The Physics of Solar Panels
Solar panels are made up of a series of interconnected solar cells to form a circuit. These solar cells are also known as photovoltaic (PV). This word comes from the words ’Photo’ (which comes from the Greek word for ‘light’) and ‘volt’ (the unit of electro-motive force). The word volt comes from the Italian Alessandro Volta who invented the battery.
Solar cells are made from silicon. Silicon is what’s known as a semi-conductor. This means that they don’t normally conduct electricity but under certain conditions we can make them do so. The first ever solar cell was developed in 1954 by scientists Daryl Chaplin, Calvin Fuller and Gerald Pearson. It was the first solar cell capable of converting enough of the sun's energy into power to run common electrical equipment.
How does a solar cell convert the sun’s energy into power you may ask? Well, sunlight is composed of miniscule particles called photons. These tiny particles radiate from the sun. When they hit the silicon atoms of the solar cell, they transfer their energy to loose electrons, knocking them clean off the atoms. One way to think about it is a game of pool. The photon is the white ball and it passes all its energy on to the coloured balls it hits.
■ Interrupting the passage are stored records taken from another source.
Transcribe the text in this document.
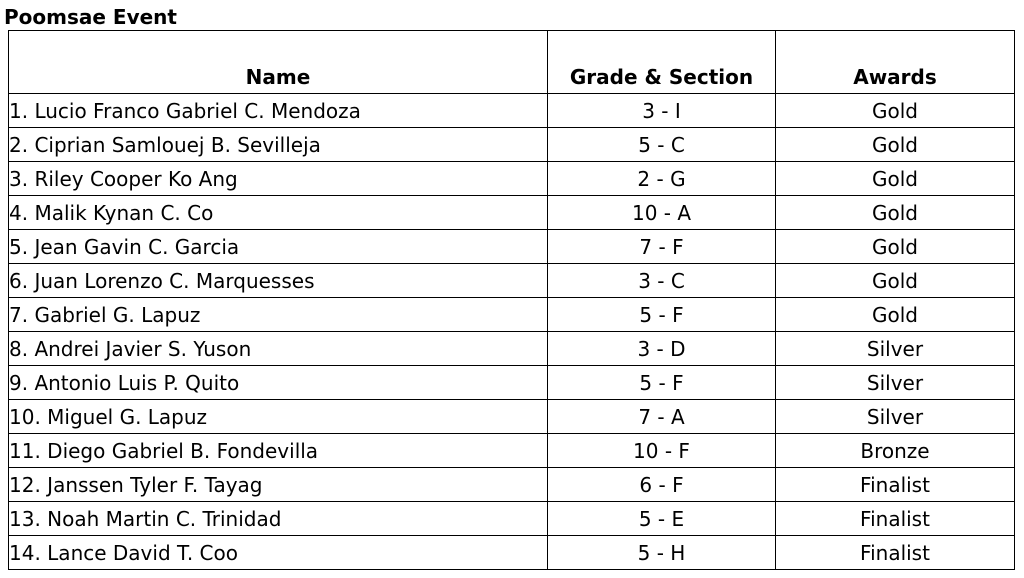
Poomsae Event
Name	Grade & Section	Awards
1. Lucio Franco Gabriel C. Mendoza	3 - I	Gold
2. Ciprian Samlouej B. Sevilleja	5 - C	Gold
3. Riley Cooper Ko Ang	2 - G	Gold
4. Malik Kynan C. Co	10 - A	Gold
5. Jean Gavin C. Garcia	7 - F	Gold
6. Juan Lorenzo C. Marquesses	3 - C	Gold
7. Gabriel G. Lapuz	5 - F	Gold
8. Andrei Javier S. Yuson	3 - D	Silver
9. Antonio Luis P. Quito	5 - F	Silver
10. Miguel G. Lapuz	7 - A	Silver
11. Diego Gabriel B. Fondevilla	10 - F	Bronze
12. Janssen Tyler F. Tayag	6 - F	Finalist
13. Noah Martin C. Trinidad	5 - E	Finalist
14. Lance David T. Coo	5 - H	Finalist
However, freeing the electrons is only half the work of a solar cell. It then needs to bring all these stray electrons together into an electric current. This involves creating an electrical imbalance within the cell, which acts a bit like a slope, down which the electrons will flow in the same direction. Creating this imbalance is made possible by the internal organisation of silicon. Silicon atoms are arranged together in a tightly bound structure. By squeezing small quantities of other elements into this structure, two different types of silicon are created. The n-type (negative type), which has too many electrons, and the p-type (positive type), which is missing electrons, leaving ‘holes’ in their place. When these two materials are placed side by side inside a solar cell, the n-type silicon’s spare electrons jump over to fill the gaps in the p-type silicon. This means that the n-type silicon becomes positively charged, and the p-type silicon is negatively charged, creating an electric field across the cell. Because silicon is a semi-conductor, it can act like an insulator, maintaining this imbalance. As the photons smash the electrons off the silicon atoms, this field drives them along in an orderly manner. This provides the electric current to power equipment from calculators to satellites and everything in between. The more light that shines, the more the electrons will jump and the more current will flow.